SEI-TAS / pycloud

Server software to manage virtualized services on a KVM-based discoverable cloudlet (Cloudlet Server component of the KD-Cloudlet.project)
Other
20 stars 11 forks source link

About interaction issues between client and server #8

Closed haiyunaixueye closed 6 years ago

haiyunaixueye commented 6 years ago

SpeechClient as a test case, I want to confirm that whether the data returned by the server to the SpeechClient is as the picture shown or not.

image

sebastian-echeverria commented 6 years ago

The communication between the Speech Client and the Speech Server inside the Service VM seems to be ok. However, it does not seem to be finding any words in the wav file. This may be because the model is not properly calibrated for whatever speech is in the wav files you are using.
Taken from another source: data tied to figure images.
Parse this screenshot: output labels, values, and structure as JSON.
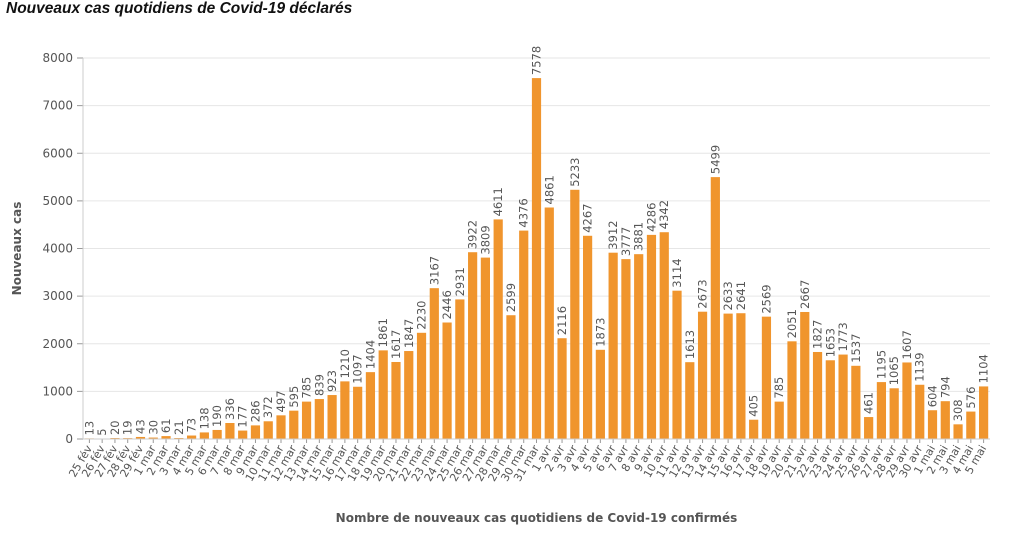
{
  "title": "Nouveaux cas quotidiens de Covid-19 déclarés",
  "chart_data": {
    "type": "bar",
    "xlabel": "Nombre de nouveaux cas quotidiens de Covid-19 confirmés",
    "ylabel": "Nouveaux cas",
    "ylim": [
      0,
      8000
    ],
    "yticks": [
      0,
      1000,
      2000,
      3000,
      4000,
      5000,
      6000,
      7000,
      8000
    ],
    "grid": true,
    "bar_color": "#f0952d",
    "categories": [
      "25 fév",
      "26 fév",
      "27 fév",
      "28 fév",
      "29 fév",
      "1 mar",
      "2 mar",
      "3 mar",
      "4 mar",
      "5 mar",
      "6 mar",
      "7 mar",
      "8 mar",
      "9 mar",
      "10 mar",
      "11 mar",
      "12 mar",
      "13 mar",
      "14 mar",
      "15 mar",
      "16 mar",
      "17 mar",
      "18 mar",
      "19 mar",
      "20 mar",
      "21 mar",
      "22 mar",
      "23 mar",
      "24 mar",
      "25 mar",
      "26 mar",
      "27 mar",
      "28 mar",
      "29 mar",
      "30 mar",
      "31 mar",
      "1 avr",
      "2 avr",
      "3 avr",
      "4 avr",
      "5 avr",
      "6 avr",
      "7 avr",
      "8 avr",
      "9 avr",
      "10 avr",
      "11 avr",
      "12 avr",
      "13 avr",
      "14 avr",
      "15 avr",
      "16 avr",
      "17 avr",
      "18 avr",
      "19 avr",
      "20 avr",
      "21 avr",
      "22 avr",
      "23 avr",
      "24 avr",
      "25 avr",
      "26 avr",
      "27 avr",
      "28 avr",
      "29 avr",
      "30 avr",
      "1 mai",
      "2 mai",
      "3 mai",
      "4 mai",
      "5 mai"
    ],
    "values": [
      13,
      5,
      20,
      19,
      43,
      30,
      61,
      21,
      73,
      138,
      190,
      336,
      177,
      286,
      372,
      497,
      595,
      785,
      839,
      923,
      1210,
      1097,
      1404,
      1861,
      1617,
      1847,
      2230,
      3167,
      2446,
      2931,
      3922,
      3809,
      4611,
      2599,
      4376,
      7578,
      4861,
      2116,
      5233,
      4267,
      1873,
      3912,
      3777,
      3881,
      4286,
      4342,
      3114,
      1613,
      2673,
      5499,
      2633,
      2641,
      405,
      2569,
      785,
      2051,
      2667,
      1827,
      1653,
      1773,
      1537,
      461,
      1195,
      1065,
      1607,
      1139,
      604,
      794,
      308,
      576,
      1104
    ]
  }
}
If you go to the speech-android repo, there is a "samples" folder with a wav file, audio.wav. The model currently configured in the speech-server repo is calibrated for the speech in that file. So, if you use that file, you should see a string of words in the "Speech output" section after sending it to the server.

haiyunaixueye commented 6 years ago

Thanks for your suggestion, I use the sample provided by the speech-android repo and the results are as follows:

image

I have some questions:

  1. Is the sampling rate of the wav format file must be 44100, the number of sample bits is 16 bits, the bit rate is 706kbps/CBR?

  2. Does the speech recognize other languages, such as Chinese?

  3. I found that the recognition of several words in the sample was wrong. How high is this speech library recognition rate?

Looking forward to your reply.

sebastian-echeverria commented 6 years ago

Yes, those results are what I would expect.

The speech server is based on the Sphinx library (https://cmusphinx.github.io/). It is a highly configurable speech recognition library, so even though maybe the current model that we have in the speech-server repo may be limited to the parameters you mention (I am not sure though), the library itself is clearly not. The speech-server itself is not much more than a TCP server that calls the library with the sample it receives and returns the results through TCP. All the heavy lifting is done by Sphinx.

Also, the audio sample that we use is a random one we found that worked with the current model we have, but it is probably not the best sample for that model (thus the errors you saw). Sphinx is able to handle different languages, but again, with the correct model. I suggest you go to the link above to read up abou Sphinx. I think you should probably be able to contact the authors if needed as well, but they seem to have enough documentation to get you started, in case you want to play around with it.

haiyunaixueye commented 6 years ago

Thanks for your answer. I will try to read up about Sphinx.